The acquisition will almost double the Smucker's market cap and make the company the leader in the coffee market. The Folger's brand takes in over $1 billion in sales annually, half of Smucker's total revenue. Smucker's has announced that the acquisition will add 9 percent to its earnings per share in 2009.
Trends and Forces
CompetitionSmucker's competes for retail shelf space with other food product producers, both branded and private label. There is no one company that competes with Smucker's in all the food products that it sells. Smucker's brand Jif is a leader in the peanut butter category, as is Crisco in oils and food shortening. Smucker's is confident in its ability to be a strong competitor because of its brand, high quality, varied offerings, innovations, and distribution network.[17] Other companies that compete with the JM Smucker Company in multi-market categories include Conagra, Kraft Foods, Inc, General Mills, Inc., and Unilever. The table below compares a few metrics of these companies.

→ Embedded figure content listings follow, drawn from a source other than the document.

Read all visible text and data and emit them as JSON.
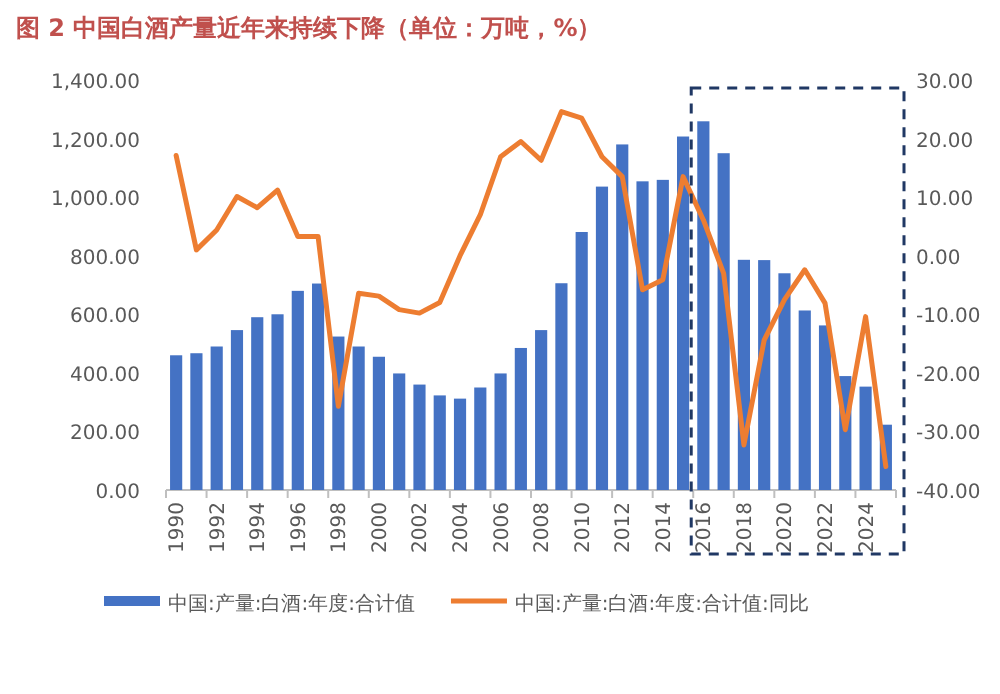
{
  "chart_data": {
    "type": "bar",
    "title": "图 2  中国白酒产量近年来持续下降（单位：万吨，%）",
    "categories": [
      "1990",
      null,
      "1992",
      null,
      "1994",
      null,
      "1996",
      null,
      "1998",
      null,
      "2000",
      null,
      "2002",
      null,
      "2004",
      null,
      "2006",
      null,
      "2008",
      null,
      "2010",
      null,
      "2012",
      null,
      "2014",
      null,
      "2016",
      null,
      "2018",
      null,
      "2020",
      null,
      "2022",
      null,
      "2024",
      null
    ],
    "series": [
      {
        "name": "中国:产量:白酒:年度:合计值",
        "color": "#4472c4",
        "values": [
          460,
          467,
          490,
          546,
          590,
          600,
          680,
          705,
          524,
          490,
          455,
          398,
          360,
          323,
          312,
          350,
          398,
          485,
          546,
          706,
          881,
          1036,
          1180,
          1054,
          1059,
          1207,
          1259,
          1150,
          786,
          785,
          740,
          613,
          562,
          389,
          353,
          223
        ]
      },
      {
        "name": "中国:产量:白酒:年度:合计值:同比",
        "type": "line",
        "axis": "y2",
        "color": "#ed7d31",
        "values": [
          17.1,
          1.0,
          4.4,
          10.1,
          8.2,
          11.2,
          3.3,
          3.3,
          -25.7,
          -6.4,
          -6.9,
          -9.2,
          -9.8,
          -8,
          0,
          7,
          16.9,
          19.5,
          16.3,
          24.6,
          23.5,
          16.9,
          13.5,
          -5.8,
          -4.1,
          13.5,
          6.1,
          -3.0,
          -32.3,
          -14.4,
          -7.5,
          -2.4,
          -8.1,
          -29.7,
          -10.4,
          -36
        ]
      }
    ],
    "ylim": [
      0,
      1400
    ],
    "yticks": [
      {
        "value": 0,
        "label": "0.00"
      },
      {
        "value": 200,
        "label": "200.00"
      },
      {
        "value": 400,
        "label": "400.00"
      },
      {
        "value": 600,
        "label": "600.00"
      },
      {
        "value": 800,
        "label": "800.00"
      },
      {
        "value": 1000,
        "label": "1,000.00"
      },
      {
        "value": 1200,
        "label": "1,200.00"
      },
      {
        "value": 1400,
        "label": "1,400.00"
      }
    ],
    "y2lim": [
      -40,
      30
    ],
    "y2ticks": [
      {
        "value": -40,
        "label": "-40.00"
      },
      {
        "value": -30,
        "label": "-30.00"
      },
      {
        "value": -20,
        "label": "-20.00"
      },
      {
        "value": -10,
        "label": "-10.00"
      },
      {
        "value": 0,
        "label": "0.00"
      },
      {
        "value": 10,
        "label": "10.00"
      },
      {
        "value": 20,
        "label": "20.00"
      },
      {
        "value": 30,
        "label": "30.00"
      }
    ],
    "legend": "bottom"
  }
}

| Company Name[18] | TTM Revenue | 2007 Operating Margin | Market Cap | Famous Brands[19] |
|---|---|---|---|---|
| The J.M. Smucker Company | $2.1 billion | 12.0% | $3.1 billion | Jif, Smucker's, Crisco |
| Conagra Foods (CAG) | $12.0 billion | 8.4% | $12.6 billion | Chef Boyardee, Slim Jim, Hebrew National |
| Kraft Foods (KFT) | $35.4 billion | 13.2% | $54 billion | Jell-O, Kool-aid, Kraft cheese |
| General Mills (GIS) | $12.4 billion | 16.5% | $18.6 billion | Yoplait, Honey Nut Cheerios, Pillsbury |
| Unilever (UL) | $49.6 billion | 13.6% | $166.0 billion | Skippy, Knorr, Ben and Jerry's |
Another potential source of competition for Smucker's is private labels . These are private brands owned and used by retailers, such as Wal-Mart. A rise in private labels will hurt Smucker's business in the U.S.; Smucker's would be competing with not only companies like ConAgra, but the very retailers it sells its products to. Additionally, the natural foods boom has flooded the market with new small businesses and their organic products. As Smucker's tries to gain a foothold in this market, it must compete with these smaller labels. Smucker's also must deal with the increasing market share of Whole Foods Market and Trader Joe's, companies which focus on natural and organic products and which aim to draw more customers away from conventional grocery stores.